On sait que, pour bénéficier de l’exonération de droits de mutation « Dutreil », les titres de l’entreprise doivent faire l’objet d’un engagement collectif de conservation pris par le défunt ou le donateur, pour lui et ses ayants cause à titre gratuit, avec d’autres associés (a de l’article 787 B du CGI). Cet engagement doit porter sur une part du capital et des droits de vote excédant les seuils de détention fixés au b du même article.
Cet engagement collectif est réputé acquis lorsque les titres détenus depuis deux ans au moins par une personne physique (seule ou avec son conjoint ou partenaire de Pacs) atteignent le seuil de détention exigé, sous réserve que cette personne (ou son conjoint ou partenaire de Pacs) exerce depuis plus de deux ans au moins dans la société son activité professionnelle principale ou une fonction de direction.
Par ailleurs, dans tous les cas, la loi exige l’exercice d’une fonction de direction dans la société pendant les trois années qui suivent la transmission (d de l’art. 787 B du CGI).
Le litige porté devant la Cour de cassation portait sur les modalités de respect de cette condition de direction en cas de transmission après engagement réputé acquis.
En l’espèce, le contribuable, qui détenait seul depuis plus de deux ans, dans la société qu’il dirigeait, une part du capital supérieure au seuil de détention exigé, a fait donation d’actions de cette société à ses enfants sous le régime de l’engagement collectif réputé acquis. Toutefois, lui seul a exercé, après la donation, une fonction de direction dans l’entreprise.
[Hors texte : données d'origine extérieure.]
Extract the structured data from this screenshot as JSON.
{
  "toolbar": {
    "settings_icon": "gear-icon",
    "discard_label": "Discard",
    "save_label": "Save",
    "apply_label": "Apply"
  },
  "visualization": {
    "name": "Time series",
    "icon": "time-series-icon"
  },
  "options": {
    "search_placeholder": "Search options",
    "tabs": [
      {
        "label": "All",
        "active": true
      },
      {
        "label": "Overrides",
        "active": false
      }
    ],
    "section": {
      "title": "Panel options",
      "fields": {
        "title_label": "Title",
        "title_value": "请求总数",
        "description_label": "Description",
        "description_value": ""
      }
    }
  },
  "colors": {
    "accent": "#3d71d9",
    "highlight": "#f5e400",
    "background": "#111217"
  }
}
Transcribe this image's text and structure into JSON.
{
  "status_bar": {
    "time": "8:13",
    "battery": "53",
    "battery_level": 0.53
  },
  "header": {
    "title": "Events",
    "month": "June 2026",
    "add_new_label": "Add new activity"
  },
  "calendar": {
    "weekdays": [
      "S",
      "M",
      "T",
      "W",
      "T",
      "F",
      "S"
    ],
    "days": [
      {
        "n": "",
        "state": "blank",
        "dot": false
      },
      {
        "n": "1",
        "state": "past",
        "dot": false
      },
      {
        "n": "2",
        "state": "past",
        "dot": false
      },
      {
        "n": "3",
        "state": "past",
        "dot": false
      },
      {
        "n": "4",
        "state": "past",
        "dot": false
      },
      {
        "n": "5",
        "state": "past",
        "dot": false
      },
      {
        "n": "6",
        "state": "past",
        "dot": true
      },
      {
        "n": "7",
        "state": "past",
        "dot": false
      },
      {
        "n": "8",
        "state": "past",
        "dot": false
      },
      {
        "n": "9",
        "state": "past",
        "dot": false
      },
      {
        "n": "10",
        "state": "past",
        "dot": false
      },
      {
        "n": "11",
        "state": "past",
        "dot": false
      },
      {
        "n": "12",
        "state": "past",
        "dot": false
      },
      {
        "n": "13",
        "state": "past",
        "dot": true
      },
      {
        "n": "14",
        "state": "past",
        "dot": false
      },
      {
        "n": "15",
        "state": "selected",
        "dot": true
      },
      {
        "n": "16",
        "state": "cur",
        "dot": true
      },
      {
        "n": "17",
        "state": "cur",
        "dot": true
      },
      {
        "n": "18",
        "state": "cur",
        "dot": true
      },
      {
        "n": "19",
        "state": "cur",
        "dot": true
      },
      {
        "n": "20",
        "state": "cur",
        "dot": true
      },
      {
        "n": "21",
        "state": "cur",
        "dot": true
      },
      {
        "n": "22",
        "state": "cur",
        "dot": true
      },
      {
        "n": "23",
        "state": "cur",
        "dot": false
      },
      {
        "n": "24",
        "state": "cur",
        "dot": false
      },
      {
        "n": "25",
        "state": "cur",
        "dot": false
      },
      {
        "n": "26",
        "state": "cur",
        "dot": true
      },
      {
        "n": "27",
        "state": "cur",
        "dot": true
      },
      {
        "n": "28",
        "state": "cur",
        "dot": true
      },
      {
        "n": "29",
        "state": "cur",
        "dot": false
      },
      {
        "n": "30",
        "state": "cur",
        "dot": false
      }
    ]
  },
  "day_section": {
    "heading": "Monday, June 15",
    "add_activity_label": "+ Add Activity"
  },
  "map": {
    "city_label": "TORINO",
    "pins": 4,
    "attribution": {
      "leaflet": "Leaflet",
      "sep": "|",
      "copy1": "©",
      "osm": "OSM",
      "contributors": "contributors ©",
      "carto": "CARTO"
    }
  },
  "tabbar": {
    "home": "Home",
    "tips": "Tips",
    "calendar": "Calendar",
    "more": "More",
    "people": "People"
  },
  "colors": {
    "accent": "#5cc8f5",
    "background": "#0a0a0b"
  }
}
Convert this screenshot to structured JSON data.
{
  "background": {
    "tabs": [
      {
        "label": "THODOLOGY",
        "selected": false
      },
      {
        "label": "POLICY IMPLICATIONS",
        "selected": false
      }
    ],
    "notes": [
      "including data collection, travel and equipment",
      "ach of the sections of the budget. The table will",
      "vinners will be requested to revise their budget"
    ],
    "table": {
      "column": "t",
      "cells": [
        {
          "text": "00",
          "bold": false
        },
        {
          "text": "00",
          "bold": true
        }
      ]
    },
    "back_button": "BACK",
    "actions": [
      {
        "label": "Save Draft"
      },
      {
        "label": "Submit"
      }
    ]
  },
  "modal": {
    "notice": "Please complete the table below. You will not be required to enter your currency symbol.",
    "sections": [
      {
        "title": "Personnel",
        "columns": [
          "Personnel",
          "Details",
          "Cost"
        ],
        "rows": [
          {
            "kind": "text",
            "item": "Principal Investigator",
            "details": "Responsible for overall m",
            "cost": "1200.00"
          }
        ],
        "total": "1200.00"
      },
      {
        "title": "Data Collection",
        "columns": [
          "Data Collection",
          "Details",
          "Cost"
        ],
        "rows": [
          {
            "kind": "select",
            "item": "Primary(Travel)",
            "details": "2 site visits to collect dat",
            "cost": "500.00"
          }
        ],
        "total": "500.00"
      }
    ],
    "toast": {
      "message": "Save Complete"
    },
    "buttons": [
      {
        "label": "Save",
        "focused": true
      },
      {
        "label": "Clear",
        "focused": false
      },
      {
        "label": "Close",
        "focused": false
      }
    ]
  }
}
L’administration a remis en cause le bénéfice de l’exonération au motif que les personnes prises en compte pour l’exercice d’une fonction de direction après la transmission ne comprennent pas le donateur. Ce faisant, elle a fait application de sa doctrine constante depuis une réponse ministérielle Moreau du 7 mars 2017 (n° 99759, JO AN p. 1983), selon laquelle, dans l’hypothèse d’un engagement collectif réputé acquis, l’exonération ne trouve pas à s’appliquer lorsque, postérieurement à la transmission, le donateur assure lui-même la fonction de dirigeant de la société : en effet, dans cette situation le donateur n’est pas signataire d’un engagement de conservation.
Par un arrêt du 24 janvier 2024, la Cour de cassation valide la position de l’administration, en jugeant qu’en cas d’engagement réputé acquis, l’exonération ne s’applique que lorsque l’un des héritiers, donataires ou légataires remplit la condition de direction pendant les trois années suivant la transmission.
Elle déduit cette règle d’une lecture combinée des dispositions du a et du d de l’article 787 B du CGI. En effet, le d exige que « l’un des associés mentionnés au a ou l’un des héritiers, donataires ou légataires mentionnés au c » exerce la fonction de direction après transmission. Dans la mesure où aucun associé ne reste tenu à l’engagement collectif après transmission dans le cadre du régime réputé acquis, seuls les héritiers, donataires ou légataires peuvent remplir cette condition.
En pratique
L’exercice de la fonction de direction par le donateur après la transmission ne permet pas de bénéficier de l’exonération « Dutreil » dans le cadre du régime de l’engagement réputé acquis.